Ser acreedor de raíces
francesas, extremadamente incorporadas, debido a una formación muy cerrada por
parte de su familia, en latitudes tan distantes como encontradas culturalmente,
no dejaba de ser un dilema que Fabrice debía resolver con idéntico afán. La
poética de Artaud y de Éluard, la filosofía de
Sartre y de Camus, la música de Debussy y de Berlioz, la pintura de
Delacroix y de Proudhon, la escultura de Rodin y de Claudel, debían ser
borradas de su consciente y acaso lo más complejo, de su inconsciente. Sus
lugares en la preferencia debían ser ocupados por expresiones de limitada
complejidad, por caso literatura de escaso vuelo poético, siendo los textos de
autoayuda los más aconsejables, música de rítmica no pensada, cumbia, acaso
cuarteto, plástica paisajística sin doble lectura, formarían el índice de su
nuevo catálogo.
Finalizó los dos
últimos meses de su primer año de abjuración individual mutando sus linajes y
elegancias por prendas rústicas y de avería, pero sin exagerar. Aún así sentía
que no estaba preparado, intuía que apenas había cubierto menos de la mitad de
la asignatura, cuestión que lo ponía bastante incómodo debido a que su nivel de
exigencia consigo mismo era de una escala muy superior que para con los demás.

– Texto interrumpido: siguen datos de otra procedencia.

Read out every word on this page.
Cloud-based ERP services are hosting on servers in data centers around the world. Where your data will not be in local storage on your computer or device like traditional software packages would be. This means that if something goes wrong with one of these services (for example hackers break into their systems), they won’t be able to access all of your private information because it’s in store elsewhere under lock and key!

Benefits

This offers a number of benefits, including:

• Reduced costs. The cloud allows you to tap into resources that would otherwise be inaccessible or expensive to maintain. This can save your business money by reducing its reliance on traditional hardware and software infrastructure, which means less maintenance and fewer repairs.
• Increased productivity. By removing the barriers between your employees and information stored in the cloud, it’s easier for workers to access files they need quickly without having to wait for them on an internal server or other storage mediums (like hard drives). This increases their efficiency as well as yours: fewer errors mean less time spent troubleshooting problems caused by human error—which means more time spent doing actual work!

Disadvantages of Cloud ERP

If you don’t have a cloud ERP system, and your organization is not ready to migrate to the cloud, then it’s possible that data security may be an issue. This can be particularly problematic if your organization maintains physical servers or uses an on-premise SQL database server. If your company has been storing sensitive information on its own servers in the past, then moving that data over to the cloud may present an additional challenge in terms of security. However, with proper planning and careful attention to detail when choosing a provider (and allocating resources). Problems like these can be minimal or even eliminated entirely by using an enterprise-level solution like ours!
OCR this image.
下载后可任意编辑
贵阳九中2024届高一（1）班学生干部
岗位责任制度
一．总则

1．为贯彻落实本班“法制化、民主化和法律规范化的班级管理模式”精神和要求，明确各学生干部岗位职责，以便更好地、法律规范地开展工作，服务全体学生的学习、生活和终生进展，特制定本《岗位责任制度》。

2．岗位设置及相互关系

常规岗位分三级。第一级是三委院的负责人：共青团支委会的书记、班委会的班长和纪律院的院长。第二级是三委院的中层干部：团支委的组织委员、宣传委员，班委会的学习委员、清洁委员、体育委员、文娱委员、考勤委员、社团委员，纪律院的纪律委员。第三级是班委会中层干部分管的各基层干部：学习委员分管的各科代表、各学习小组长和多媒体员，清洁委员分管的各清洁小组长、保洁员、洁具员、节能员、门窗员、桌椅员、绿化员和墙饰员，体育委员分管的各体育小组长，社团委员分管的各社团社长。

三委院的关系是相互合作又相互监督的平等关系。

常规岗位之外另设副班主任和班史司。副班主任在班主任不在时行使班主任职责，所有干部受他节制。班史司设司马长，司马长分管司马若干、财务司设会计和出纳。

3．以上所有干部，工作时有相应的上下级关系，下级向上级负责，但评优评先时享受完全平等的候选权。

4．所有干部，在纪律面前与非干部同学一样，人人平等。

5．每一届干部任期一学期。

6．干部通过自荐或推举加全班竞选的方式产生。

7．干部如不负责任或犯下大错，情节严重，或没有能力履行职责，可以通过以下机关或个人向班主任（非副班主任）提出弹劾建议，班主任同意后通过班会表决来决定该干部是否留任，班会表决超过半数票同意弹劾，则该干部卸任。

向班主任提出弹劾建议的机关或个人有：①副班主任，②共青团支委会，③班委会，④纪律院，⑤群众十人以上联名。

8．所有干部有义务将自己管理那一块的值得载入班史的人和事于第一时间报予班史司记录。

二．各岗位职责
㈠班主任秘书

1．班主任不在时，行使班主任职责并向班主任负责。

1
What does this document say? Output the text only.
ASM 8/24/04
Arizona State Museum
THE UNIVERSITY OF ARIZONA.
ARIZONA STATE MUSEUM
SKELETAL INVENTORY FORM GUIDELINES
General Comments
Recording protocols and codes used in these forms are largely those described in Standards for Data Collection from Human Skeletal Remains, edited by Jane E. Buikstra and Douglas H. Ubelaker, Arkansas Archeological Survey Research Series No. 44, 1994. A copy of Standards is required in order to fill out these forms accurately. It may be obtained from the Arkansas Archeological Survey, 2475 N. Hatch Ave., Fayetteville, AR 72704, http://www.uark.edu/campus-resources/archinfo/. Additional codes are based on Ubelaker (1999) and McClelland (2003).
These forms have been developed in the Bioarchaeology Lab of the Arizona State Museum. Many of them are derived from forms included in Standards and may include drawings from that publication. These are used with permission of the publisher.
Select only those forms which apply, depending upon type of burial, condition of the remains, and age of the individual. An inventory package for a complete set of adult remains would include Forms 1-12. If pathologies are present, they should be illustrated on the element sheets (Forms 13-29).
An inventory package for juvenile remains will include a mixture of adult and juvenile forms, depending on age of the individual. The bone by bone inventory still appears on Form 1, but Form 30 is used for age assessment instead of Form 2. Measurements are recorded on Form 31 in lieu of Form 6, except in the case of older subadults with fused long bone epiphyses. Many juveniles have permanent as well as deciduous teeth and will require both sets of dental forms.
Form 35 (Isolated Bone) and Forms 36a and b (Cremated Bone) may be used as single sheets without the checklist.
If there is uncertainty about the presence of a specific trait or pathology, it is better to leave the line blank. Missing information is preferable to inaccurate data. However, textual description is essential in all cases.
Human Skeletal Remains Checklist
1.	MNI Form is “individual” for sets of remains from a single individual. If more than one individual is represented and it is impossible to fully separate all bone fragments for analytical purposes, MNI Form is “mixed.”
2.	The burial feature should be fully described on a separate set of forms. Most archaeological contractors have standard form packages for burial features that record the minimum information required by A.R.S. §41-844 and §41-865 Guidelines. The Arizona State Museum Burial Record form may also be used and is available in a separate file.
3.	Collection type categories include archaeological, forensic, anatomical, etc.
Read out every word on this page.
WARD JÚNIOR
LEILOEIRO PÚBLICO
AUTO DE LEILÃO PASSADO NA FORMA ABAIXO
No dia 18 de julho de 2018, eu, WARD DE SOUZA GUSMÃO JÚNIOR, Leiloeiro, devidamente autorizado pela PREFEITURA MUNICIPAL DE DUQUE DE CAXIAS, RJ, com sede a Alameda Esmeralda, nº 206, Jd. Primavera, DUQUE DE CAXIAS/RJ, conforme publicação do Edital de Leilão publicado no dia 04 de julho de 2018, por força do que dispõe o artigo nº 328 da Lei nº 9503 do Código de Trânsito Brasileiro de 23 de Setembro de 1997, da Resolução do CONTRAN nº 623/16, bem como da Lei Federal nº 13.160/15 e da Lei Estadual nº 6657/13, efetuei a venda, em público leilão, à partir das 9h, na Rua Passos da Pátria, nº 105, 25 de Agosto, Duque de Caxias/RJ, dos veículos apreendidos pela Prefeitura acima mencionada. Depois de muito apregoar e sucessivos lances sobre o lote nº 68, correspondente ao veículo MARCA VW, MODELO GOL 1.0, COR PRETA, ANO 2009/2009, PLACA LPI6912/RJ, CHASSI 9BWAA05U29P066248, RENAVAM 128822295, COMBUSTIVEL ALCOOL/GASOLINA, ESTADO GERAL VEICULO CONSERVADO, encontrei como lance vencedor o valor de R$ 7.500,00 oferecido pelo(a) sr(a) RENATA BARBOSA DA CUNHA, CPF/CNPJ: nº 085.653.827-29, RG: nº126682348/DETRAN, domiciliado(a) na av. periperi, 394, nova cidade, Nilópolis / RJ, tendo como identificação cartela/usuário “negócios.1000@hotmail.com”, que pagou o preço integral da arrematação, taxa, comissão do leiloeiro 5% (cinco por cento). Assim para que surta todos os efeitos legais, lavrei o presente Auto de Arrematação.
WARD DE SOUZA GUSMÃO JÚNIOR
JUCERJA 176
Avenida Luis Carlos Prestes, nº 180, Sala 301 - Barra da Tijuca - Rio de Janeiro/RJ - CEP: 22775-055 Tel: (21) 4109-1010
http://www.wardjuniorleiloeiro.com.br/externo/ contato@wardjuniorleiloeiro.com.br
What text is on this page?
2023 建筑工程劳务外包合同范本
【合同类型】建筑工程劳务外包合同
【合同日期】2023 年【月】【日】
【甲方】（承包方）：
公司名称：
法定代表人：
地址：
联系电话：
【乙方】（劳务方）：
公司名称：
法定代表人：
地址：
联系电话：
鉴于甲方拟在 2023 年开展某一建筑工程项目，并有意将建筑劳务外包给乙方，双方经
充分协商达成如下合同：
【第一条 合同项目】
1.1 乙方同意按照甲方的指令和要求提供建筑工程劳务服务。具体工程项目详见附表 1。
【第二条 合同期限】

De manera que su cuerpo Prometeo continuaba encadenado al escritorio en donde
seguía reposando su vetusto ordenador personal, lo cierto es que pactó no
incomodarse tratando de recordar el destino de las llaves libertarias, optó por
seguir pensando las fórmulas más adecuadas y convincentes para llegar con éxito
al final de su sucio sendero.
El segundo año de su
programa de desleimiento personal lo comenzó soliviantando su lenguaje, tanto
el oral como el escrito. En este punto estaba convencido que su misión era
obtener el beneplácito interpretativo del mundo con el cual iba a interactuar, de
manera que necesitaba urgentemente allanar la totalidad de sus complejidades
dialécticas y si era posible derrocarlas desde todos los planos sanchopancescos
posibles de modo evitar cualquier tipo de renacimiento o insurgencia imprevista.
Lo que Fabrice desconocía era que dicha empresa le llevaría treinta meses de
constante y esforzado estancamiento intelectual debido a que previamente era
menester derretir su raciocinio hasta la mínima expresión ya que el lenguaje en
gran medida es el vocero del pensamiento.
Pasados casi cuatro
años consideraba que la contrahecha obra ya estaba coronada desde la praxis. El
Prometeo Fabrice gozaba de las mieles de la vulgaridad sin corduras tal cual el
plan que había proyectado cuando varios adherentes encumbrados del distrito
ligados a la Unión Cívica Republicana y Liberal le habían ofrecido ser
candidato a la intendencia en los venideros comicios. Conforme todas las
pericias efectuadas y garantizadas, el Prometeo se desencadenó de su escritorio,
se miró con detalle al espejo, acomodo el teclado de su vetusto ordenador,
bebió la enésima copa de vino del día y comenzó a redactar en Arial 16 y a
doble espacio su primer discurso de campaña.